El hombre, ni corto ni miedoso, decidió ponerse a la altura del Ingmar Bergman de “Persona” (ni más ni menos)... y salió reforzado del reto. Casi nada. En una pequeña localidad gaditana, el director y guionista encerró a una acólita (asombrosa Eva Llorach) con la diosa a la que tanto adoraba. Dos mujeres mágicas, al cargo-de y cuidadas-por otras mujeres. Si se le aplicara el test de Bechdel sobre la brecha de género, la propuesta sacaría cum laude en feminidad: en dos horas de metraje, solo dos hombres ostentan el honor de un par de líneas de diálogo. El resto, es decir, todo, corre a cargo de un universo gloriosamente femenino.

Los rostros de la diva y de la fan, presentes en prácticamente cada plano, se fundieron por superposición en la sala de montaje, por elección en la posición de la cámara y por compenetración absoluta entre las actrices.

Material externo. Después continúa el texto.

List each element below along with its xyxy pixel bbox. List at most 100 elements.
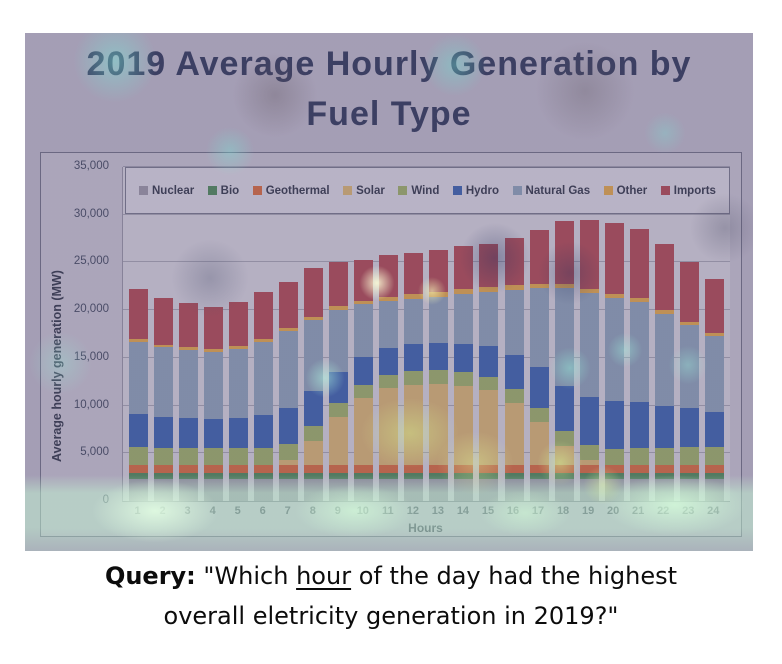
- figure-image: 2019 Average Hourly Generation by Fuel T…: [25, 33, 753, 551]
- segment-hydro: [229, 418, 249, 448]
- segment-wind: [554, 431, 574, 446]
- x-axis-title: Hours: [408, 521, 443, 535]
- segment-hydro: [154, 417, 174, 448]
- segment-geothermal: [629, 464, 649, 474]
- segment-geothermal: [154, 464, 174, 474]
- segment-geothermal: [204, 464, 224, 474]
- segment-hydro: [654, 405, 674, 448]
- bar-hour-11: [379, 254, 399, 501]
- segment-solar: [454, 385, 474, 465]
- segment-nuclear: [254, 479, 274, 501]
- segment-imports: [529, 230, 549, 285]
- segment-natural-gas: [629, 301, 649, 402]
- segment-natural-gas: [279, 331, 299, 408]
- segment-natural-gas: [529, 288, 549, 368]
- segment-hydro: [254, 415, 274, 448]
- legend-label: Hydro: [465, 184, 500, 197]
- x-tick-label: 14: [456, 505, 470, 517]
- bar-hour-9: [329, 261, 349, 501]
- segment-natural-gas: [479, 292, 499, 347]
- segment-hydro: [579, 397, 599, 445]
- segment-wind: [254, 447, 274, 465]
- bar-hour-6: [254, 292, 274, 501]
- segment-geothermal: [329, 464, 349, 474]
- legend-swatch: [252, 186, 262, 195]
- y-tick-label: 20,000: [73, 303, 109, 316]
- legend-item-other: Other: [603, 185, 647, 197]
- bar-hour-22: [654, 244, 674, 501]
- segment-wind: [679, 446, 699, 465]
- segment-nuclear: [454, 479, 474, 501]
- x-tick-label: 4: [209, 505, 216, 517]
- segment-nuclear: [504, 479, 524, 501]
- segment-geothermal: [354, 464, 374, 474]
- segment-nuclear: [479, 479, 499, 501]
- segment-imports: [279, 281, 299, 329]
- bar-hour-18: [554, 220, 574, 501]
- segment-imports: [404, 252, 424, 294]
- x-tick-label: 19: [581, 505, 595, 517]
- segment-wind: [354, 384, 374, 398]
- segment-imports: [329, 261, 349, 307]
- bar-hour-21: [629, 229, 649, 501]
- segment-solar: [529, 421, 549, 465]
- y-tick-label: 15,000: [73, 350, 109, 363]
- segment-wind: [229, 447, 249, 465]
- segment-imports: [679, 261, 699, 322]
- legend-swatch: [512, 186, 522, 195]
- chart-area: Average hourly generation (MW) Nuclear Bi…: [40, 152, 742, 537]
- segment-natural-gas: [229, 349, 249, 419]
- segment-natural-gas: [329, 310, 349, 373]
- segment-natural-gas: [654, 314, 674, 406]
- bar-hour-4: [204, 307, 224, 501]
- segment-wind: [579, 444, 599, 460]
- segment-hydro: [329, 372, 349, 403]
- bar-hour-1: [129, 289, 149, 501]
- bar-hour-7: [279, 281, 299, 501]
- segment-hydro: [429, 342, 449, 371]
- segment-imports: [229, 301, 249, 347]
- x-tick-label: 24: [707, 505, 720, 517]
- segment-wind: [629, 447, 649, 465]
- segment-imports: [454, 246, 474, 290]
- segment-geothermal: [454, 464, 474, 474]
- segment-natural-gas: [504, 290, 524, 356]
- x-tick-label: 1: [134, 505, 141, 517]
- segment-imports: [479, 244, 499, 288]
- legend-swatch: [207, 186, 217, 195]
- segment-natural-gas: [204, 352, 224, 419]
- segment-hydro: [454, 343, 474, 373]
- segment-wind: [329, 402, 349, 418]
- bar-hour-15: [479, 244, 499, 501]
- segment-hydro: [529, 367, 549, 408]
- segment-solar: [404, 384, 424, 465]
- segment-geothermal: [654, 464, 674, 474]
- segment-geothermal: [479, 464, 499, 474]
- x-tick-label: 7: [284, 505, 291, 517]
- segment-wind: [204, 447, 224, 465]
- legend-label: Imports: [673, 184, 716, 197]
- legend-swatch: [398, 186, 408, 195]
- legend-label: Geothermal: [265, 184, 330, 197]
- query-text-after: of the day had the highest overall eletr…: [163, 562, 678, 630]
- legend-item-natural-gas: Natural Gas: [512, 185, 590, 197]
- segment-nuclear: [404, 479, 424, 501]
- segment-wind: [654, 447, 674, 465]
- query-label: Query:: [104, 562, 196, 590]
- segment-wind: [429, 370, 449, 384]
- segment-imports: [204, 307, 224, 350]
- segment-hydro: [354, 356, 374, 385]
- segment-imports: [429, 250, 449, 293]
- y-tick-label: 35,000: [73, 160, 109, 172]
- legend-item-solar: Solar: [343, 185, 385, 197]
- legend-label: Solar: [356, 184, 385, 197]
- x-tick-label: 18: [556, 505, 570, 517]
- segment-nuclear: [529, 479, 549, 501]
- segment-nuclear: [679, 479, 699, 501]
- segment-wind: [129, 446, 149, 465]
- x-tick-label: 20: [607, 505, 620, 517]
- segment-hydro: [304, 391, 324, 426]
- bar-hour-24: [704, 278, 724, 501]
- segment-nuclear: [579, 479, 599, 501]
- segment-natural-gas: [704, 335, 724, 413]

Mientras una lloraba, la otra reía con el mismo tono y cadencia. Como en aquella maravillosa canción. Mientras la divinidad quería abandonar el Olimpo, la creyente la empujaba de nuevo hacia allí. Debía romperse (o al contrario, preservarse) un círculo que hacía tiempo que dejó de ser virtuoso... y se convirtió en vicioso. En un disco rayado cuyos singles fueron magistralmente interpretados. Carlos Vermut ponía la música, y las imágenes... y el alma en una obra a todas luces redonda. El travelling circular se reivindicó como único punto final posible, la imitación se elevó hasta la demiurgia artística y los lazos entre madres e hijas pesaron cual cadenas de galeotes.

Al final, no importó la espera. Porque esperamos nosotros y por lo visto, también esperó el autor. Todo tenía que encajar, y en todos los sentidos. El guion artístico y el técnico parecían escritos con regla, escuadra y compás. Con una precisión matemática secundada, para mayor gozo, con una calidez que convertía cada fotograma en puro y sentidísimo dolor. Esperamos, esperó y mereció la pena. La perfección efectivamente, requiere tiempo.